Ia ibarat susu formula (sufor) yang tidak bisa menggantikan Air Susu Ibu (ASI). Secanggih apa pun manusia memperbaiki kandungan sufor, peran dan kandungannya tidak akan pernah bisa menggantikan Air Susu Ibu.
Artificial Intelligence sebagai Learning Tools
Saat dunia pendidikan Indonesia dihebohkan dengan keberadaan PISA (Program for International Students Assesment) dan kecerdasan buatan, OECD, penyelenggara PISA, justru memberi tanggapan positif atas keberadaan dan perkembangan kecerdasan buatan.
Dalam laman resminya, OECD menyebut akan menggunakan tema dan mengimplementasikan AI sebagai bagian dari pemahaman seseorang tentang literasi (OECD, 2024).
Dalam komponen kompetensi yang diukur dalam PISA, OECD memasukkan kompetensi penggunaan learning tools sebagai bentuk capaian dalam kemampuan literasi.
Ini menunjukkan bahwa kemampuan literasi seseorang menggunakan learning tools utamanya tampak saat memecahkan masalah. Ia menjadi indicator utama kreativitas yang menjadi titik pangkal seseorang memiliki HOTS.
Literasi digambarkan bukan hanya tentang membaca atau memahami teks, namun juga memanfaatkan segala daya yang ada, termasuk teks dan informasi, untuk memecahkan masalah tertentu.
Pendapat OECD ini juga didukung oleh beberapa peneliti seperti Xia (2023) dan Butler and Starkey (2024) yang menemukan bahwa AI dapat digunakan siswa untuk belajar mandiri selama ia sudah memahami kedudukan, peranan, dan kelemahan dari kecerdasan buatan.
Pembelajaran Berbasis Kecerdasan Buatan
Penggunaan AI untuk memecahkan berbagai masalah dan memenuhi sekian kebutuhan pembelajaran merupakan keniscayaan.
Ia juga sesuai dengan tujuan dan prinsip teknologi Pendidikan untuk mengatasi masalah belajar dan meningkatkan kinerja dengan cara mencipta, mengelola, atau pun menggunakan segala sumber teknologi dan mengelola proses secara tepat. Untuk itu, AI harus mulai dikenalkan kepada siswa mulai dari peran dan kedudukannya.
Ini akan mengarahkan siswa untuk menggunakan AI secara cerdas dan bijak, bukan melalui eksplorasi mandiri tanpa batasan dan bimbingan guru sebagai transformator pendidikan.

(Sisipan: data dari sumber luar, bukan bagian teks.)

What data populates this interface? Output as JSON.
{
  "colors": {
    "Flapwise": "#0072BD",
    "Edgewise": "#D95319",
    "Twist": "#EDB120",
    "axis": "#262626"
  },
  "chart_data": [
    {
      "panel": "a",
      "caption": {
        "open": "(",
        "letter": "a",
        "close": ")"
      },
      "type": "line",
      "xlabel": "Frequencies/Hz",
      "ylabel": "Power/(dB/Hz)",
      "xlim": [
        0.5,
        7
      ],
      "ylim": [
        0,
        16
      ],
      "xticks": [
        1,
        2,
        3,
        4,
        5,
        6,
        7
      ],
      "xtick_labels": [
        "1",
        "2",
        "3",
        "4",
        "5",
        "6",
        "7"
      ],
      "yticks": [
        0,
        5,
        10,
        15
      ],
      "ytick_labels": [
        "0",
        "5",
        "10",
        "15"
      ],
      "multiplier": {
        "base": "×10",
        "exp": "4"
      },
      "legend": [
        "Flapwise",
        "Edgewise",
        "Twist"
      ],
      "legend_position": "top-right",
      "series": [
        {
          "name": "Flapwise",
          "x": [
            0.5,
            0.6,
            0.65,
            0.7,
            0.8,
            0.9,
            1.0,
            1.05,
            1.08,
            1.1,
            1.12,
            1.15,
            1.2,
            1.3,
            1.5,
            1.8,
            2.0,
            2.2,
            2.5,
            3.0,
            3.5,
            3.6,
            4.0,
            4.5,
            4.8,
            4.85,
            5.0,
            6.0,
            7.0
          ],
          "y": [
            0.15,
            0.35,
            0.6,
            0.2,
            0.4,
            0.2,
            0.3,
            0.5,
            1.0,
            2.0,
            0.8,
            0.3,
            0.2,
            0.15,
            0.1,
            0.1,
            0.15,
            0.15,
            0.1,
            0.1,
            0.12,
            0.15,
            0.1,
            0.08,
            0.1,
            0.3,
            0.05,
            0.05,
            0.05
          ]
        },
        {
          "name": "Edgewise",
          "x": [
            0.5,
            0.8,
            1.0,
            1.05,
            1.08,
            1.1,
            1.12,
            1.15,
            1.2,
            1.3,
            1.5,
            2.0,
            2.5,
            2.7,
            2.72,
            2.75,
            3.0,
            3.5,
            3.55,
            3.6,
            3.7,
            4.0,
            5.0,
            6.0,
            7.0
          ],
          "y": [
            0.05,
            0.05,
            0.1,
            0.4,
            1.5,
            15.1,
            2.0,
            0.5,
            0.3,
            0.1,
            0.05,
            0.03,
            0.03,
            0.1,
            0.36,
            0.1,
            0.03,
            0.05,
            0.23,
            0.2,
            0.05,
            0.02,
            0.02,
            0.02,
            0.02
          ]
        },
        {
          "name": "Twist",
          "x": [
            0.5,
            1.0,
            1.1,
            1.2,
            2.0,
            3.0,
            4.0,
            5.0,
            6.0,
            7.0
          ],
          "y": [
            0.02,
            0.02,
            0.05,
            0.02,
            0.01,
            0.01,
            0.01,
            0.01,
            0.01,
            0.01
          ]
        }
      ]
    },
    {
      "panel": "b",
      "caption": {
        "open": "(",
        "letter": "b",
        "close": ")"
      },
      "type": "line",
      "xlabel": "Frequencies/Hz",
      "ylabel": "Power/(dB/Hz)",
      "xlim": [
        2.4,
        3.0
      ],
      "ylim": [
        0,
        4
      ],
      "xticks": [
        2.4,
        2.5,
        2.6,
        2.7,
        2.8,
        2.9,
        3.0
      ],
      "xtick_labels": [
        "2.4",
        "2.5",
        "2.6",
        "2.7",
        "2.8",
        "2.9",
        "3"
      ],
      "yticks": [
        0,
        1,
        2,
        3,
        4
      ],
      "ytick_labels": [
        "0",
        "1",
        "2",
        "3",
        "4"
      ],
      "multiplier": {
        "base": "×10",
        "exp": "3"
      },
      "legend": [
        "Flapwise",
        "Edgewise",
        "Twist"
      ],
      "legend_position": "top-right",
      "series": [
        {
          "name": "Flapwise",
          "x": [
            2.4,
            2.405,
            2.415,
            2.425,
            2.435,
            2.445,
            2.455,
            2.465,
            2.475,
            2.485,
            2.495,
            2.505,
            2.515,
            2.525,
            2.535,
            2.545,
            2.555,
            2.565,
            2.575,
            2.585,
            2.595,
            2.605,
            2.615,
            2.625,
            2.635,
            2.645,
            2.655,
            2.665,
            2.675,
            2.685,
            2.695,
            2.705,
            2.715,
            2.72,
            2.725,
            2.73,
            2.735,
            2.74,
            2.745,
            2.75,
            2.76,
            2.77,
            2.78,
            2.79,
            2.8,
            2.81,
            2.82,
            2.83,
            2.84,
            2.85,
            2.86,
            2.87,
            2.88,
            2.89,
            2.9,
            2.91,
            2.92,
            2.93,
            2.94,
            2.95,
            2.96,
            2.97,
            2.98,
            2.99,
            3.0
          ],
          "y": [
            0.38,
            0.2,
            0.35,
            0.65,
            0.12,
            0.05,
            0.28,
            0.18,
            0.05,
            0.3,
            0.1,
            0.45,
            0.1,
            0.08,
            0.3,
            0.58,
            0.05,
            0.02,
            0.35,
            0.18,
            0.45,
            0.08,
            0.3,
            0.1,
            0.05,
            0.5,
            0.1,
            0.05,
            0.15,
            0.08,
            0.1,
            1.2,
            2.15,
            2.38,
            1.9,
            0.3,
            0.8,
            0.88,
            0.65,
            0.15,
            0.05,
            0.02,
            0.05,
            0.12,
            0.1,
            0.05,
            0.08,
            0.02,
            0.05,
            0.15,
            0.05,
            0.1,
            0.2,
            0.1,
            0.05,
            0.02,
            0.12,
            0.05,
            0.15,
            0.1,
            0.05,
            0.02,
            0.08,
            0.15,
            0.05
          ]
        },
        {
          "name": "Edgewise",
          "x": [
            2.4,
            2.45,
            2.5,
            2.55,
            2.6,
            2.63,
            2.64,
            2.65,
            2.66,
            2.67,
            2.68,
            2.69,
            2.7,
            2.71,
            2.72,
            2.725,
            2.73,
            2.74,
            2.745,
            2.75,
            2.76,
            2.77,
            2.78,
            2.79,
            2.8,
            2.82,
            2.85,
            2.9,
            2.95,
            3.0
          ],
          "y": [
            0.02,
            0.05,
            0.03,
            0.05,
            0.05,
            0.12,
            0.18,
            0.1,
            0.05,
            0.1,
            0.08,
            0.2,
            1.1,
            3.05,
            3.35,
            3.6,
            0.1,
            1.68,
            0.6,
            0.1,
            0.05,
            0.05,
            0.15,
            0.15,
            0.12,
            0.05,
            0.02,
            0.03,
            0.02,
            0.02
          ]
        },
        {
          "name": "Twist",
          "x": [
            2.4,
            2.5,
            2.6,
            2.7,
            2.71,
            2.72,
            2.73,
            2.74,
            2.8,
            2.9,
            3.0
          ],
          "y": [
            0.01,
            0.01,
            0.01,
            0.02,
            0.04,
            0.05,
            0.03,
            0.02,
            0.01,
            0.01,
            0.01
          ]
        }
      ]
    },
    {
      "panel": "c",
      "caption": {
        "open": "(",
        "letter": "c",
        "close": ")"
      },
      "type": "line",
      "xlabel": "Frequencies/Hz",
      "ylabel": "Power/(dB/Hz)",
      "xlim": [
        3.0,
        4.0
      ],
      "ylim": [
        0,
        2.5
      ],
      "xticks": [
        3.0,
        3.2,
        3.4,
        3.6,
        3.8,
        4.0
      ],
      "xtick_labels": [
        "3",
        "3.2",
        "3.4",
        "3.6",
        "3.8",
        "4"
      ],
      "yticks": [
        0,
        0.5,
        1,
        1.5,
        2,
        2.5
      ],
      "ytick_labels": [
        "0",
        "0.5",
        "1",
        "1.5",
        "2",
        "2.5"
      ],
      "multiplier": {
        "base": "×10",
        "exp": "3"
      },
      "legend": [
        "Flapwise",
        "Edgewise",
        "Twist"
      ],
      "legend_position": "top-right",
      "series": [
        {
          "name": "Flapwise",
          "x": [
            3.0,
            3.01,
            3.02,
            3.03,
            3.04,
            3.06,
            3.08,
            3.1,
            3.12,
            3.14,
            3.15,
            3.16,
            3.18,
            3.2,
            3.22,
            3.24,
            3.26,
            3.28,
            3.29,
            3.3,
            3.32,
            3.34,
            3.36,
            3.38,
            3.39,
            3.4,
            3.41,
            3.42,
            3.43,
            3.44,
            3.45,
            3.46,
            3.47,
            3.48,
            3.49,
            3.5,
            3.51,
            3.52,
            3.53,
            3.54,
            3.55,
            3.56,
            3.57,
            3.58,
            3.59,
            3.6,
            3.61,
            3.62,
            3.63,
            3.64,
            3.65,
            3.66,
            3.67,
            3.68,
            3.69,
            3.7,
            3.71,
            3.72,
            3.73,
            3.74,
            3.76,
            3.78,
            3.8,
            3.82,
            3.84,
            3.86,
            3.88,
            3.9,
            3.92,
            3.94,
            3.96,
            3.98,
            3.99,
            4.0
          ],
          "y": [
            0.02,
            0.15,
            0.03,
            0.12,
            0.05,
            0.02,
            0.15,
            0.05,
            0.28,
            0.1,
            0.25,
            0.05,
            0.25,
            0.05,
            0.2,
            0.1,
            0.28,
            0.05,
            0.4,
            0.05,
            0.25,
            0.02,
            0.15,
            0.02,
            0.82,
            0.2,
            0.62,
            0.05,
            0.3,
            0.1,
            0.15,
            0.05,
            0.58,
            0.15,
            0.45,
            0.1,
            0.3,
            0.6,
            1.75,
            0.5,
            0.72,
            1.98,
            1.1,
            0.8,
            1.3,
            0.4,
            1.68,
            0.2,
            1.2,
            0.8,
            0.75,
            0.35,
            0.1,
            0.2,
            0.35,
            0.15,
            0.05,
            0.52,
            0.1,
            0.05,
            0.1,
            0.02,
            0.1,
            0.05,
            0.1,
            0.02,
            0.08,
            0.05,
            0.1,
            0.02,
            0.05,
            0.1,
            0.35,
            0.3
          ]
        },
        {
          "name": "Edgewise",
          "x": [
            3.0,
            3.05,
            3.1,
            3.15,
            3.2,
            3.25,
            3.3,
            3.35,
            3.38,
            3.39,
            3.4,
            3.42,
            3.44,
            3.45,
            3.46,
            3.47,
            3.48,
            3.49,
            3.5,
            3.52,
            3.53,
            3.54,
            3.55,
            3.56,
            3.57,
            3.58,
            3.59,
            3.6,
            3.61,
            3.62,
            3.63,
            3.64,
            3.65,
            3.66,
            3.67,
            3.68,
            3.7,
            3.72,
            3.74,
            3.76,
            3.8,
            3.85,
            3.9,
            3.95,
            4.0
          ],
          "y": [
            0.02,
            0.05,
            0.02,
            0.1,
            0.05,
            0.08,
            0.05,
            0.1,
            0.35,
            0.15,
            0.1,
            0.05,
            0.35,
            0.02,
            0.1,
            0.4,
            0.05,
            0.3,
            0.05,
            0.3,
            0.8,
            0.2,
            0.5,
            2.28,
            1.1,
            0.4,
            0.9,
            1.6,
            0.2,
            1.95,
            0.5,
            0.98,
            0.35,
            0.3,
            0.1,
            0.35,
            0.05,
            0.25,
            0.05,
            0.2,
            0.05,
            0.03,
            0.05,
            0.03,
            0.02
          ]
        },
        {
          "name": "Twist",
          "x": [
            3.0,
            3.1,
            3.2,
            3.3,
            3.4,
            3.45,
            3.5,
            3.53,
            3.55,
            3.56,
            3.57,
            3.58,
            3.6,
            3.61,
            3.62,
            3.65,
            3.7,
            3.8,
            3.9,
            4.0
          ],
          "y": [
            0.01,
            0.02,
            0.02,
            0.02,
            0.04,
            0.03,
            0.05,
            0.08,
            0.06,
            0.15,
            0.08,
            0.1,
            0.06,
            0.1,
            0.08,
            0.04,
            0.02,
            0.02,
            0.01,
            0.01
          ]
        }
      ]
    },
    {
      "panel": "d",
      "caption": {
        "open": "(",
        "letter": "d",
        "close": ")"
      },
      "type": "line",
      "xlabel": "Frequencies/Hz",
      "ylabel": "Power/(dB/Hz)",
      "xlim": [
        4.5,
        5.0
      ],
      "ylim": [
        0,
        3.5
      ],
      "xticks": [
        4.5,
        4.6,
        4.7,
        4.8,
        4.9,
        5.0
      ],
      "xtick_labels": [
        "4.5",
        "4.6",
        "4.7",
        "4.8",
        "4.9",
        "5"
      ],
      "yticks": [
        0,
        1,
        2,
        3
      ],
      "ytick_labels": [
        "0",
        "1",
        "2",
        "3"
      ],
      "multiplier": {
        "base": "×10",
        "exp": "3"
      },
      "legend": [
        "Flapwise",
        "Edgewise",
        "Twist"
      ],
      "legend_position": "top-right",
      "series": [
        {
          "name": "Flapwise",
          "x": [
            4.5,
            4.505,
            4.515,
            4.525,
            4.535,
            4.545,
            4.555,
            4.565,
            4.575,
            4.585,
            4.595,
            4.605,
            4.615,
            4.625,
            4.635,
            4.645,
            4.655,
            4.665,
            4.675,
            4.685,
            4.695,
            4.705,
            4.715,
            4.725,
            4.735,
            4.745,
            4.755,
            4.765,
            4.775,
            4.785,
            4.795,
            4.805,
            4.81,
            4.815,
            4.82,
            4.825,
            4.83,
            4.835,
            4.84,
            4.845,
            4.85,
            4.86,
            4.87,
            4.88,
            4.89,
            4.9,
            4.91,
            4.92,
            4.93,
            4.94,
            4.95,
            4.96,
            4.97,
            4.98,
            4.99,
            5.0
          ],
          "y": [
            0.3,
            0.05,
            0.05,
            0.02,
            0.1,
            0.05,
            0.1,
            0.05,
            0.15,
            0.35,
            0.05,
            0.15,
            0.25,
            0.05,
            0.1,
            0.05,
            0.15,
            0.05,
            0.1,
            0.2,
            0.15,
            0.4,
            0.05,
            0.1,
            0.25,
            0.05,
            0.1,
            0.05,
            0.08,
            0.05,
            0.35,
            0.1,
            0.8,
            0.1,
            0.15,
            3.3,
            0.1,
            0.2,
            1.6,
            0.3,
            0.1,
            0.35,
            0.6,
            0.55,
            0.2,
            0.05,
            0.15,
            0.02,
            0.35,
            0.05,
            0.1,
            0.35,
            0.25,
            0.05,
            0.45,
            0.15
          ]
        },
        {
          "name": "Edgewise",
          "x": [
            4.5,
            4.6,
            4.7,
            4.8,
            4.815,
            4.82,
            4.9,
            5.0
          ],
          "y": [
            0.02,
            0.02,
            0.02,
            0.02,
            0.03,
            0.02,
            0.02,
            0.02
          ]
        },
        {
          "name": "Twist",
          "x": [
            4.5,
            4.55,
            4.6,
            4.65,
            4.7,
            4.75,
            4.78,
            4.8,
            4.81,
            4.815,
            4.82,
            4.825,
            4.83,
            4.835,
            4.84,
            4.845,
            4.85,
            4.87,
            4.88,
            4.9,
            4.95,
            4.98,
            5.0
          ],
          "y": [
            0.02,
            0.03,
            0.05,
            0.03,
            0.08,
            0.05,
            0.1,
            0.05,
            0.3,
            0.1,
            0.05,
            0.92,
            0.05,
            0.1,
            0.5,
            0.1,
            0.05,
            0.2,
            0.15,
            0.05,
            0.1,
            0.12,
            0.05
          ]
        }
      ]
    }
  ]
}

Oleh sebab itu, kemampuan guru dalam mengelola pembelajaran berbasis teknologi sambil tetap berorientasi pada materi (Technological-Pedagogical-Content Knowldge) menjadi sangat penting.
Pengetahuan Technological-Pedagogical-Content atau TPACK guru harus semakin ditingkatkan sehingga keseimbangan dalam pengelolaan kelas, konten materi, dan teknologi, khsususnya penggunaan AI, tetap terjaga.
Karena itu pulalah, penolakan sepenuhnya terhadap penggunaan AI sesungguhnya menyajikan argumen kontra produktif yang mengabaikan perkembangan zaman.
Sebagai seorang pendidik, guru harus terus berkembang dan mengembangkan skills yang dimiliki untuk mengatasi masalah belajar. Ini bukan lagi berbicara tentang dampak negatif AI, tetapi bagaimana meminimalisir dampak negatif AI dalam upaya meneguhkan peran sebagai inovator dan pemecah persoalan-persoalan pembelajaran.
Meski pun tidak semudah membalikkan telapak tangan, kebiasaan bersembunyi di balik berbagai excuse harus diminimalisir. Peran ini merupakan wujud nyata guru sebagai pengembang dan pelaksana pendidikan untuk ikut serta menciptakan generasi emas 2045 yang adaptif dan terbuka terhadap perkembangan zaman. (dds, red)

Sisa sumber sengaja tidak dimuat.